Musyawarah Ganti Rugi Lahan Terdampak Jalur Rel Kereta Bandara YIA di Kaligintung Ricuh

08 November 2019
Dibaca 356 Kali

KULON PROGO - Tahap musyawarah penetapan ganti rugi lahan terdampak pembangunan rel kereta penujang akses Bandara Internasional Yogyakarta (YIA) di Desa kaligintung, Temon, Rabu (6/11/2019) gagal terlaksana dan harus ditunda.

Penyebabnya, terjadi kericuhan yang dilatari keberatan warga atas proses penaksiran nilai aset terdampak berikut harganya yang terlalu rendah.

Sempat terjadi adu mulut antara warga yang keberatan dengan tim pengadaan lahan. Setelah itu, warga langsung membubarkan diri sehingga tim pengadaan lahan memutuskan untuk menunda musyawarah tersebut. Ada beberapa hal yang mendasari sikap keberatan warga.
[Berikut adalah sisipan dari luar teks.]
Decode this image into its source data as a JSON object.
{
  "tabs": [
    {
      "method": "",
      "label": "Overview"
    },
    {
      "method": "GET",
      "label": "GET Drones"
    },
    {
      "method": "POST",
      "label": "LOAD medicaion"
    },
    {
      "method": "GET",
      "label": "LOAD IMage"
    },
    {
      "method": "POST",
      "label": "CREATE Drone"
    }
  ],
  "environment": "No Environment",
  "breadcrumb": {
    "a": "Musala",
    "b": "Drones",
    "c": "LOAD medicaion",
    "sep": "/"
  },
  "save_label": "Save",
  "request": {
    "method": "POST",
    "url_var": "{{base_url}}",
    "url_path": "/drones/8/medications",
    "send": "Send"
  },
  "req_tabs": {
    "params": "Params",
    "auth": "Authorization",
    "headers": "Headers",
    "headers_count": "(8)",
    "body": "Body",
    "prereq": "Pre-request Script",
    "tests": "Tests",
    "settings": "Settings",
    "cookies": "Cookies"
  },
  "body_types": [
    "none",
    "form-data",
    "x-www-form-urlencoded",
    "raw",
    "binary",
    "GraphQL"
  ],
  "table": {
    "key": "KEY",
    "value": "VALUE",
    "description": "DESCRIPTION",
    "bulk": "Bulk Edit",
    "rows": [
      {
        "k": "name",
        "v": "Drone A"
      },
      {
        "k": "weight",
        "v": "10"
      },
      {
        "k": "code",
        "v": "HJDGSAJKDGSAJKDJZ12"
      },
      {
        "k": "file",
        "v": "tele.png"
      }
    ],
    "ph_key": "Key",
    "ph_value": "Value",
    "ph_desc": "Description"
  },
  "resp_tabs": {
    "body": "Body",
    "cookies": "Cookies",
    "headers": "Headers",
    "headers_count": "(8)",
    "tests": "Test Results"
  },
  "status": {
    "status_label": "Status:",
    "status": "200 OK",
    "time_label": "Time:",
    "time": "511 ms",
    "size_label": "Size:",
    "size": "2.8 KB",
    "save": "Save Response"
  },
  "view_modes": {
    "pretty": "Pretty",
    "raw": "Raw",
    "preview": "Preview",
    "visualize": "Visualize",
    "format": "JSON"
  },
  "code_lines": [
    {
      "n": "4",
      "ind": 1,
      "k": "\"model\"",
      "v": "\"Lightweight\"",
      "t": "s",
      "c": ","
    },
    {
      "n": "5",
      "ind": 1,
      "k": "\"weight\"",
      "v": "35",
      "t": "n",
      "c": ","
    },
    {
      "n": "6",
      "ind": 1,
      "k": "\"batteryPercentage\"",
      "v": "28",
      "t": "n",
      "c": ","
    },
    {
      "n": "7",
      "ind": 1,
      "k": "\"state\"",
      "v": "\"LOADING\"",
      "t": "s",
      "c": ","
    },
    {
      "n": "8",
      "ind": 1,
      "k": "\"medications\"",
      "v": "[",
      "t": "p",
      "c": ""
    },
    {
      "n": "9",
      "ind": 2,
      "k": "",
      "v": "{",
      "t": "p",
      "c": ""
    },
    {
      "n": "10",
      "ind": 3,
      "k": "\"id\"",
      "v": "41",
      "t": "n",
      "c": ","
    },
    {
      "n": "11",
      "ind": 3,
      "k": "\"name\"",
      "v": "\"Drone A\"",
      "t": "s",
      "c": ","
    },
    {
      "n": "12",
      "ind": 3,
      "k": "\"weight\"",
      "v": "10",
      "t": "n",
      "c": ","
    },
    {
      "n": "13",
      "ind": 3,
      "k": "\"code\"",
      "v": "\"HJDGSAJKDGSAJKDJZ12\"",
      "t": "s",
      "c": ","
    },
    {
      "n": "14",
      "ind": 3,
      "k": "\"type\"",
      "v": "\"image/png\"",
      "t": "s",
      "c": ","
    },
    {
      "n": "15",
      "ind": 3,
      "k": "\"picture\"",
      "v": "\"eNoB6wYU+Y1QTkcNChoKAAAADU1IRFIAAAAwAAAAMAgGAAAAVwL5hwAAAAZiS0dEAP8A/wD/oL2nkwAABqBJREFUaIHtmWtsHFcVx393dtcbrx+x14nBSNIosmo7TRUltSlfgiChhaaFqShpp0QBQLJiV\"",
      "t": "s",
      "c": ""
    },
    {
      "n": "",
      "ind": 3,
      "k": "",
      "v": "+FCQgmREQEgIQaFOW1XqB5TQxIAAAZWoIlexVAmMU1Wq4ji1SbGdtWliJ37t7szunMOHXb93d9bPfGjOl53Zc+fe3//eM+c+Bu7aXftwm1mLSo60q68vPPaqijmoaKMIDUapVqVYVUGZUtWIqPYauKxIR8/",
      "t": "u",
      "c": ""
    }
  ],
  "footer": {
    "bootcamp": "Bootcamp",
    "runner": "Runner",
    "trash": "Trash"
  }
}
Warga menilai tim pelaksana pengadaan tanah tidak transparan terkait penilaian harga tanah milik warga yang akan dibebaskan untuk proyek tersebut.

Mereka datang ke pertemuan itu atas dasar undangan dari tim dan kemudian diminta menandatangani berkas acara ganti kerugian yang nilainya sudah ditetapkan oleh tim appraisal (penaksir nilai).
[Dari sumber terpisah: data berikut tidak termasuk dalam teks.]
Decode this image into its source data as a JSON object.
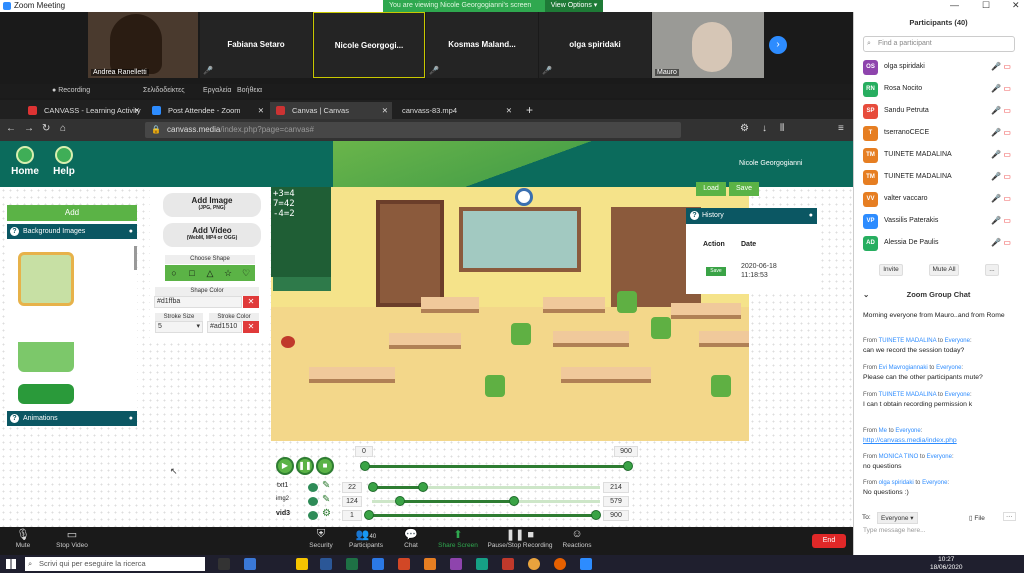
{
  "zoom": {
    "title": "Zoom Meeting",
    "banner": "You are viewing Nicole Georgogianni's screen",
    "view_options": "View Options",
    "tiles": [
      {
        "name": "Andrea Rapelletti",
        "caption": "Andrea Ranelletti"
      },
      {
        "name": "Fabiana Setaro"
      },
      {
        "name": "Nicole  Georgogi..."
      },
      {
        "name": "Kosmas  Maland..."
      },
      {
        "name": "olga spiridaki"
      },
      {
        "name": "Mauro",
        "caption": "Mauro"
      }
    ],
    "recording": "Recording",
    "toolbar": {
      "mute": "Mute",
      "stop_video": "Stop Video",
      "security": "Security",
      "participants": "Participants",
      "participants_count": "40",
      "chat": "Chat",
      "share": "Share Screen",
      "record": "Pause/Stop Recording",
      "reactions": "Reactions",
      "end": "End"
    }
  },
  "browser": {
    "menu": [
      "Σελιδοδείκτες",
      "Εργαλεία",
      "Βοήθεια"
    ],
    "tabs": [
      "CANVASS - Learning Activity C",
      "Post Attendee - Zoom",
      "Canvas | Canvas",
      "canvass-83.mp4"
    ],
    "url_host": "canvass.media",
    "url_path": "/index.php?page=canvas#"
  },
  "app": {
    "home": "Home",
    "help": "Help",
    "user": "Nicole Georgogianni",
    "add": "Add",
    "background_images": "Background Images",
    "animations": "Animations",
    "add_image": "Add Image",
    "add_image_sub": "(JPG, PNG)",
    "add_video": "Add Video",
    "add_video_sub": "(WebM, MP4 or OGG)",
    "choose_shape": "Choose Shape",
    "shape_color": "Shape Color",
    "shape_color_value": "#d1ffba",
    "stroke_size": "Stroke Size",
    "stroke_size_value": "5",
    "stroke_color": "Stroke Color",
    "stroke_color_value": "#ad1510",
    "chalk_lines": [
      "+3=4",
      "7=42",
      "-4=2"
    ],
    "load": "Load",
    "save": "Save",
    "history": {
      "title": "History",
      "col_action": "Action",
      "col_date": "Date",
      "row_action": "Save",
      "row_date": "2020-06-18",
      "row_time": "11:18:53"
    },
    "timeline": {
      "start": "0",
      "end": "900",
      "rows": [
        {
          "label": "txt1",
          "from": "22",
          "to": "214"
        },
        {
          "label": "img2",
          "from": "124",
          "to": "579"
        },
        {
          "label": "vid3",
          "from": "1",
          "to": "900"
        }
      ]
    }
  },
  "participants": {
    "title": "Participants (40)",
    "search_placeholder": "Find a participant",
    "list": [
      {
        "initials": "OS",
        "name": "olga spiridaki",
        "color": "#8e44ad"
      },
      {
        "initials": "RN",
        "name": "Rosa Nocito",
        "color": "#27ae60"
      },
      {
        "initials": "SP",
        "name": "Sandu Petruta",
        "color": "#e74c3c"
      },
      {
        "initials": "T",
        "name": "tserranoCECE",
        "color": "#e67e22"
      },
      {
        "initials": "TM",
        "name": "TUINETE MADALINA",
        "color": "#e67e22"
      },
      {
        "initials": "TM",
        "name": "TUINETE MADALINA",
        "color": "#e67e22"
      },
      {
        "initials": "VV",
        "name": "valter vaccaro",
        "color": "#e67e22"
      },
      {
        "initials": "VP",
        "name": "Vassilis Paterakis",
        "color": "#2d8cff"
      },
      {
        "initials": "AD",
        "name": "Alessia De Paulis",
        "color": "#27ae60"
      }
    ],
    "invite": "Invite",
    "mute_all": "Mute All",
    "more": "..."
  },
  "chat": {
    "title": "Zoom Group Chat",
    "messages": [
      {
        "from": "",
        "to": "",
        "text": "Morning everyone from Mauro..and from Rome"
      },
      {
        "from": "TUINETE MADALINA",
        "to": "Everyone",
        "text": "can we record the session today?"
      },
      {
        "from": "Evi Mavrogiannaki",
        "to": "Everyone",
        "text": "Please can the other participants mute?"
      },
      {
        "from": "TUINETE MADALINA",
        "to": "Everyone",
        "text": "I can t obtain recording permission k"
      },
      {
        "from": "Me",
        "to": "Everyone",
        "text": "http://canvass.media/index.php"
      },
      {
        "from": "MONICA TINO",
        "to": "Everyone",
        "text": "no questions"
      },
      {
        "from": "olga spiridaki",
        "to": "Everyone",
        "text": "No questions :)"
      }
    ],
    "from_word": "From",
    "to_word": "to",
    "to_label": "To:",
    "to_value": "Everyone",
    "file": "File",
    "placeholder": "Type message here..."
  },
  "taskbar": {
    "search": "Scrivi qui per eseguire la ricerca",
    "time": "10:27",
    "date": "18/06/2020"
  }
}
Sebelumnya memang sudah dilalui tahapan penaksiran aset warga.

Namun, warga berpendapat bahwa nilai yang ditetapkan itu terlampau rendah dibanding harga pasaran.
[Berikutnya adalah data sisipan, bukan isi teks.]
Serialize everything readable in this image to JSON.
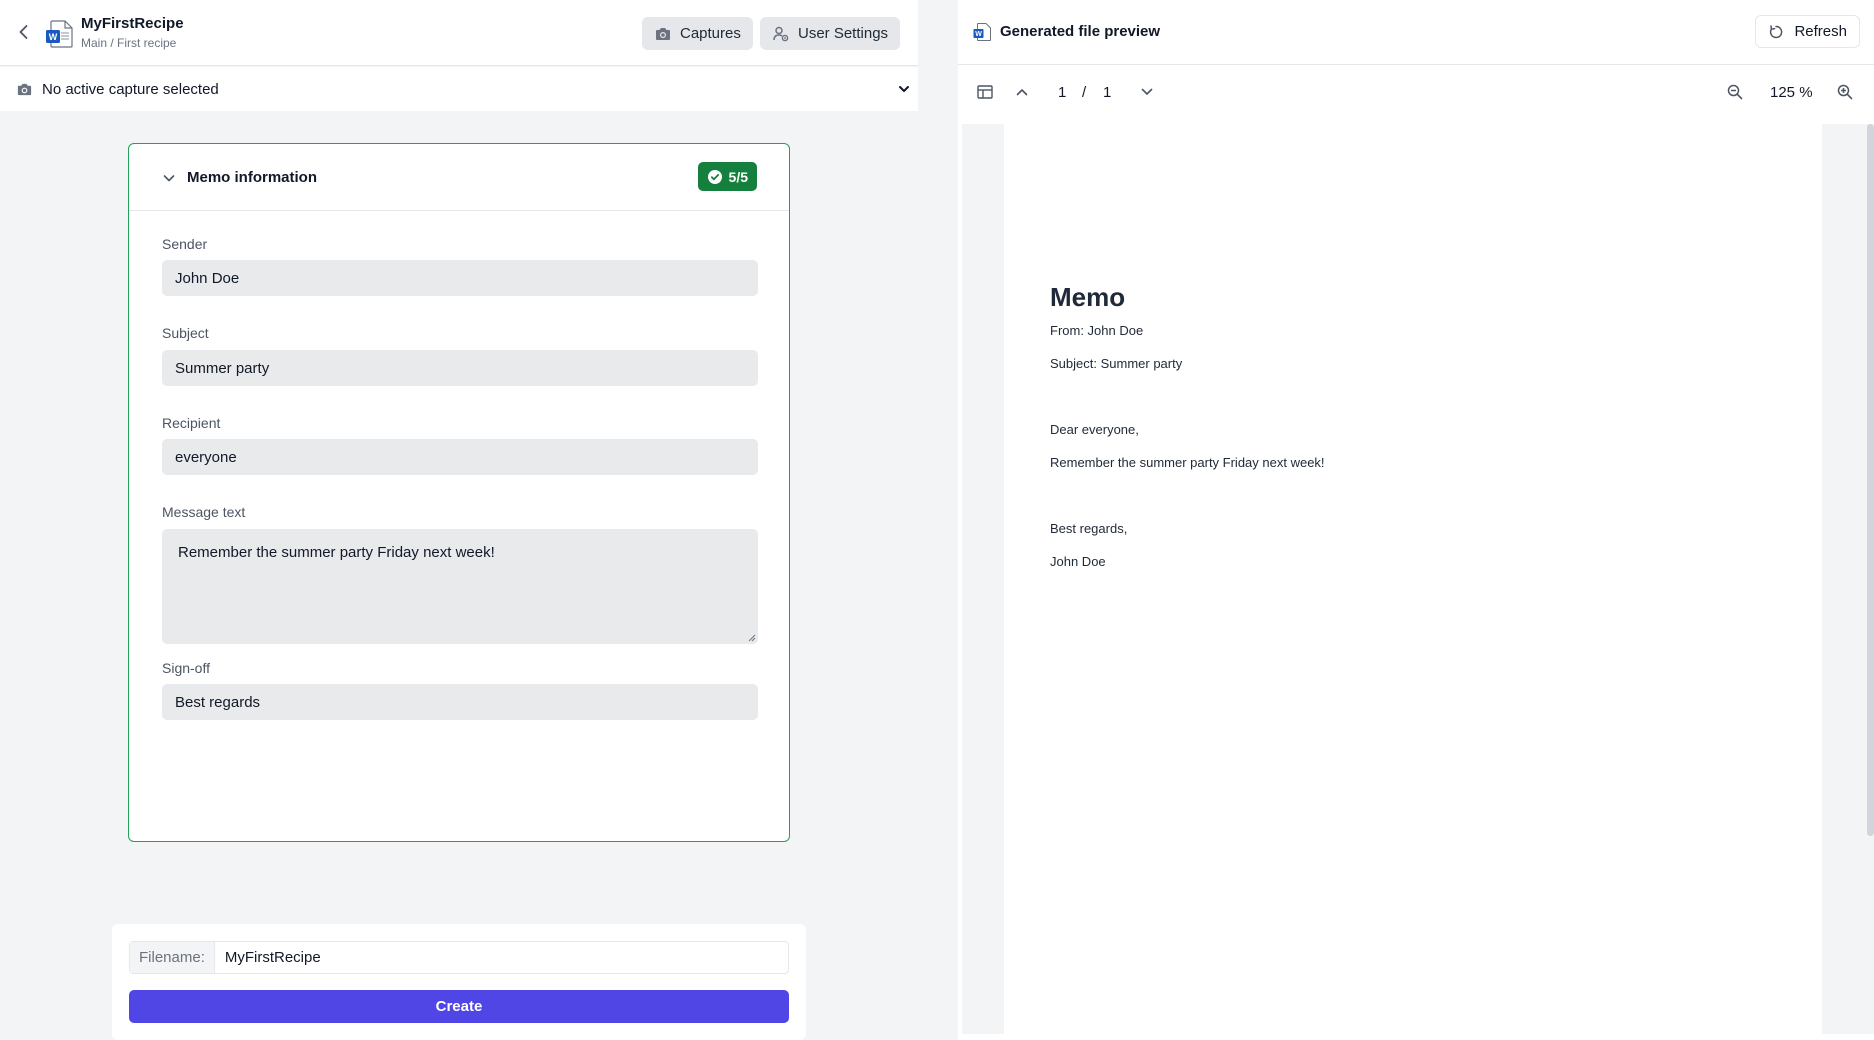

Besaran ganti kerugian yang ditawarkan dalam pertemuan itu cukup beragam dengan kisaran Rp900.000 hngga Rp1.200.000 per meter persegi lahan persawahan.

Adapun menurut warga, harga pasaran dari transaksi jual beli yang sudah ada sebelumnya mencapai Rp1,5 juta hingga Rp2 juta per meter.

Selisih yang terlampau jauh inilah yang kemudian menjadi alasan keberatan warga tersebut.

"Setelah ada bandara, harga tanah di sini jelas ikut naik. Seharusnya kan tidak terlalu jauh selisihnya. Kalau kami menerima uang (kompensasi) itu, tidak cukup untuk beli tanah atau bangun rumah lagi," jelas Dukuh Siwates Kalidengen, Ribut Yuwono yang turut terdampak program pembangunan jalur rel kereta Bandara YIA tersebut.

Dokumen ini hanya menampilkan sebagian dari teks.